Sixième édition du Prix Ilan Halimi, 18 ans après le drame antisémite

Le Grand prix a été attribué à sept jeunes de la mission locale de Limoges pour leur court-métrage 'Une nuit étoilée, contre l'antisémitisme'

Le sixième prix Ilan Halimi, qui récompense des jeunes ayant œuvré contre les préjugés et les stéréotypes racistes et antisémites, a été remis le 14 février dernier, dix-huit ans après la mort du jeune homme de 23 ans.

Mis en place au niveau national en 2019 par la Délégation interministérielle à la lutte contre le racisme, l’antisémitisme et la haine anti-LGBT (DILCRAH), ce prix est un hommage au jeune homme juif torturé à mort début 2006 par « le gang des Barbares » qui pensait pouvoir extorquer de l’argent à sa famille parce qu’il était Juif.

La cérémonie de la remise du prix le 14 février, à Matignon, a été présidée par le Premier ministre français Gabriel Attal.

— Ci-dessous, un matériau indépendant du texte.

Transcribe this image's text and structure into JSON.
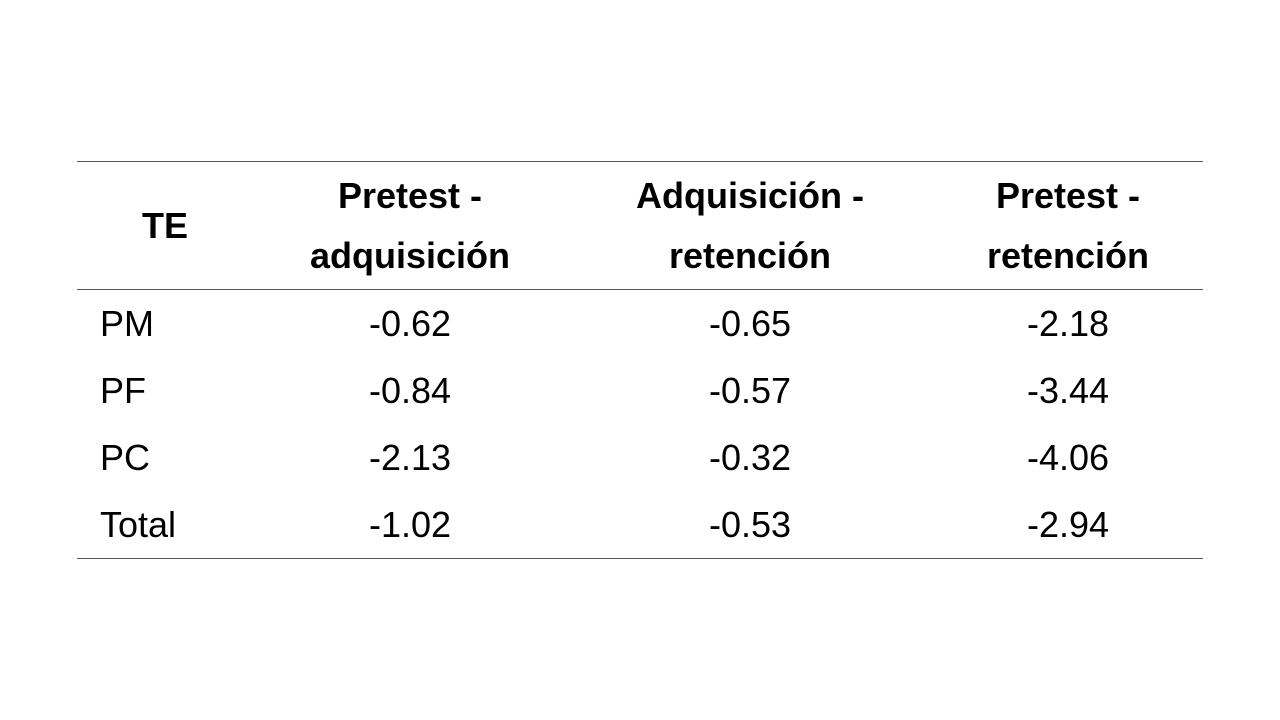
{
  "table": {
    "headers": [
      "TE",
      "Pretest - adquisición",
      "Adquisición - retención",
      "Pretest - retención"
    ],
    "rows": [
      [
        "PM",
        "-0.62",
        "-0.65",
        "-2.18"
      ],
      [
        "PF",
        "-0.84",
        "-0.57",
        "-3.44"
      ],
      [
        "PC",
        "-2.13",
        "-0.32",
        "-4.06"
      ],
      [
        "Total",
        "-1.02",
        "-0.53",
        "-2.94"
      ]
    ]
  }
}
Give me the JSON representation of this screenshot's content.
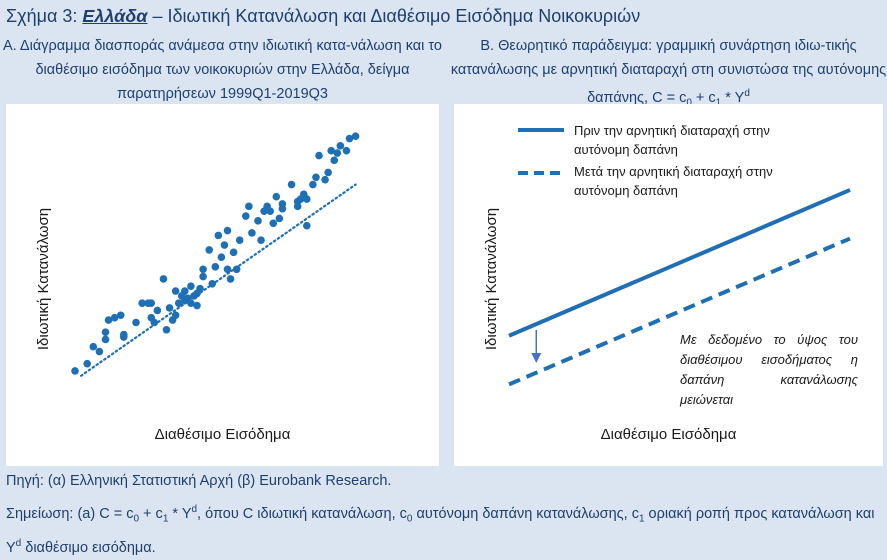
{
  "figure": {
    "prefix": "Σχήμα 3: ",
    "country": "Ελλάδα",
    "suffix": " – Ιδιωτική Κατανάλωση και Διαθέσιμο Εισόδημα Νοικοκυριών"
  },
  "panel_a": {
    "title": "Α. Διάγραμμα διασποράς ανάμεσα στην ιδιωτική κατα-νάλωση και το διαθέσιμο εισόδημα των νοικοκυριών στην Ελλάδα, δείγμα παρατηρήσεων 1999Q1-2019Q3",
    "xlabel": "Διαθέσιμο Εισόδημα",
    "ylabel": "Ιδιωτική Κατανάλωση"
  },
  "panel_b": {
    "title_pre": "Β. Θεωρητικό παράδειγμα: γραμμική συνάρτηση ιδιω-τικής κατανάλωσης με αρνητική διαταραχή στη συνιστώσα της αυτόνομης δαπάνης, C = c",
    "title_sub0": "0",
    "title_mid": " + c",
    "title_sub1": "1",
    "title_post": " * Y",
    "title_sup": "d",
    "xlabel": "Διαθέσιμο Εισόδημα",
    "ylabel": "Ιδιωτική Κατανάλωση",
    "legend_before": "Πριν την αρνητική διαταραχή στην αυτόνομη δαπάνη",
    "legend_after": "Μετά την αρνητική διαταραχή στην αυτόνομη δαπάνη",
    "annotation": "Με δεδομένο το ύψος του διαθέσιμου εισοδήματος η δαπάνη κατανάλωσης μειώνεται"
  },
  "source": "Πηγή: (α) Ελληνική Στατιστική Αρχή (β) Eurobank Research.",
  "note": {
    "p1": "Σημείωση: (a) C = c",
    "s1": "0",
    "p2": " + c",
    "s2": "1",
    "p3": " * Y",
    "sup1": "d",
    "p4": ", όπου C ιδιωτική κατανάλωση, c",
    "s3": "0",
    "p5": " αυτόνομη δαπάνη κατανάλωσης, c",
    "s4": "1",
    "p6": " οριακή ροπή προς κατανάλωση και Y",
    "sup2": "d",
    "p7": " διαθέσιμο εισόδημα."
  },
  "colors": {
    "accent": "#1f6fb5",
    "title": "#1f3f6e",
    "background": "#dbe5f1"
  },
  "chart_data": [
    {
      "type": "scatter",
      "panel": "A",
      "xlim": [
        0,
        100
      ],
      "ylim": [
        0,
        100
      ],
      "grid": false,
      "trendline": {
        "style": "dotted",
        "from": [
          2,
          3
        ],
        "to": [
          92,
          82
        ]
      },
      "points": [
        [
          0,
          5
        ],
        [
          4,
          8
        ],
        [
          6,
          15
        ],
        [
          8,
          13
        ],
        [
          10,
          18
        ],
        [
          10,
          21
        ],
        [
          11,
          26
        ],
        [
          13,
          27
        ],
        [
          15,
          28
        ],
        [
          16,
          19
        ],
        [
          16,
          20
        ],
        [
          20,
          25
        ],
        [
          22,
          33
        ],
        [
          24,
          33
        ],
        [
          25,
          27
        ],
        [
          25,
          33
        ],
        [
          26,
          25
        ],
        [
          27,
          30
        ],
        [
          29,
          43
        ],
        [
          30,
          22
        ],
        [
          31,
          31
        ],
        [
          32,
          26
        ],
        [
          33,
          28
        ],
        [
          33,
          38
        ],
        [
          34,
          33
        ],
        [
          35,
          36
        ],
        [
          36,
          34
        ],
        [
          36,
          38
        ],
        [
          37,
          35
        ],
        [
          38,
          40
        ],
        [
          38,
          33
        ],
        [
          39,
          36
        ],
        [
          40,
          37
        ],
        [
          40,
          32
        ],
        [
          41,
          39
        ],
        [
          42,
          44
        ],
        [
          42,
          47
        ],
        [
          44,
          55
        ],
        [
          45,
          41
        ],
        [
          46,
          48
        ],
        [
          47,
          61
        ],
        [
          48,
          52
        ],
        [
          49,
          57
        ],
        [
          50,
          63
        ],
        [
          50,
          47
        ],
        [
          51,
          43
        ],
        [
          52,
          54
        ],
        [
          53,
          47
        ],
        [
          54,
          59
        ],
        [
          56,
          69
        ],
        [
          57,
          73
        ],
        [
          58,
          62
        ],
        [
          60,
          67
        ],
        [
          61,
          59
        ],
        [
          62,
          71
        ],
        [
          63,
          73
        ],
        [
          64,
          71
        ],
        [
          65,
          66
        ],
        [
          66,
          77
        ],
        [
          67,
          68
        ],
        [
          68,
          72
        ],
        [
          68,
          74
        ],
        [
          71,
          82
        ],
        [
          73,
          73
        ],
        [
          73,
          75
        ],
        [
          74,
          76
        ],
        [
          75,
          78
        ],
        [
          76,
          76
        ],
        [
          76,
          65
        ],
        [
          78,
          82
        ],
        [
          79,
          85
        ],
        [
          80,
          94
        ],
        [
          82,
          84
        ],
        [
          83,
          87
        ],
        [
          84,
          96
        ],
        [
          85,
          92
        ],
        [
          86,
          95
        ],
        [
          87,
          98
        ],
        [
          89,
          96
        ],
        [
          90,
          101
        ],
        [
          92,
          102
        ]
      ]
    },
    {
      "type": "line",
      "panel": "B",
      "x": [
        0,
        100
      ],
      "series": [
        {
          "name": "Πριν την αρνητική διαταραχή στην αυτόνομη δαπάνη",
          "style": "solid",
          "values": [
            20,
            86
          ]
        },
        {
          "name": "Μετά την αρνητική διαταραχή στην αυτόνομη δαπάνη",
          "style": "dashed",
          "values": [
            -2,
            64
          ]
        }
      ],
      "ylim": [
        -5,
        100
      ],
      "grid": false
    }
  ]
}
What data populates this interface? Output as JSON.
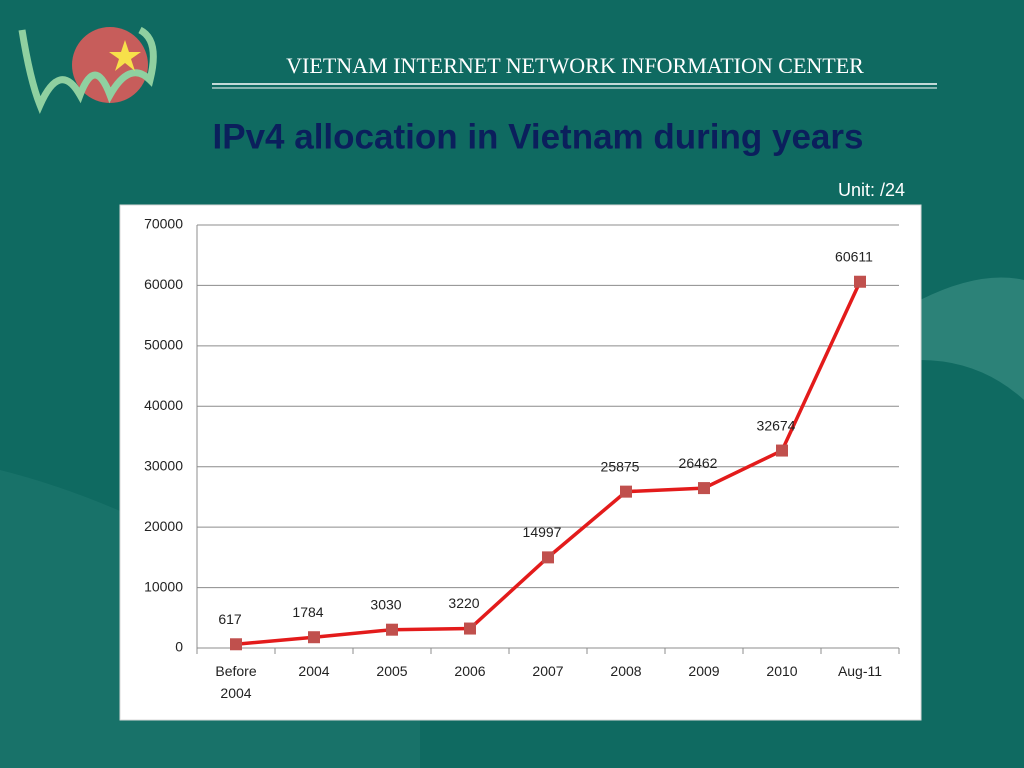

« Le supplice d’Ilan Halimi est une blessure pour la République, et il n’est malheureusement pas le seul. Le fléau de l’antisémitisme ne s’est pas éteint, loin de là. […] Mais pourtant, c’est le message que je veux passer aujourd’hui, il faut qu’on garde collectivement espoir », a-t-il notamment déclaré, devant des élus, des responsables politiques et des représentants communautaires juifs.

Le Grand prix a été attribué cette année à sept jeunes de 16 à 25 ans de la mission locale de Limoges pour leur court-métrage « Une nuit étoilée, contre l’antisémitisme ».

Leur film vise, à travers l’art et des images d’archives, en cinq minutes, à dénoncer les discriminations, et en particulier l’antisémitisme. Il a pour vocation à devenir un document pédagogique diffusé en classe de primaire ou au collège.

Des « prix du jury » ont également été attribués au projet « Les déportés de Saint-Malo », par des élèves de deux classes de Terminale du lycée Jacques Cartier de Saint-Malo, qui se sont lancés dans un travail de mémoire visant à retracer l’histoire et le parcours des 63 hommes, femmes et enfants déportés de la ville ; au projet « Le procès fictif » du BDE de la faculté de droit d’Aix Marseille ; et au clip de sensibilisation « On dit non » des élèves du lycée Aragon-Picasso de Givors. 45 projets concourraient pour le prix cette année.

Ilan Halimi a été retrouvé agonisant le 13 février 2006 le long des voies ferrées du RER C à Sainte-Geneviève-des-Bois, peu de temps avant de mourir après son transfert à l’hôpital, suite à de nombreuses blessures et trois semaines d’un long calvaire. Ilan repose à Jérusalem et aurait été âgé de 41 ans aujourd’hui.

Outre le prix, d’autres hommages lui ont été rendus cette année. À Sainte-Geneviève-des-Bois, l’Union des étudiants juifs de France a déposé une couronne, s’opposant également à la présence du député Antoine Léaument du parti La France insoumise, accusé d’antisémitisme et d’apologie du terrorisme.


À Marseille, une commémoration – annuelle – en mémoire d’Ilan Halimi a eu lieu au Parc de Bagatelle, et la mairie des 6e et 8e arrondissements a aussi reçu deux classes pour un moment de recueillement en mémoire du jeune homme.

Les hommages se sont aussi multipliés sur les réseaux sociaux.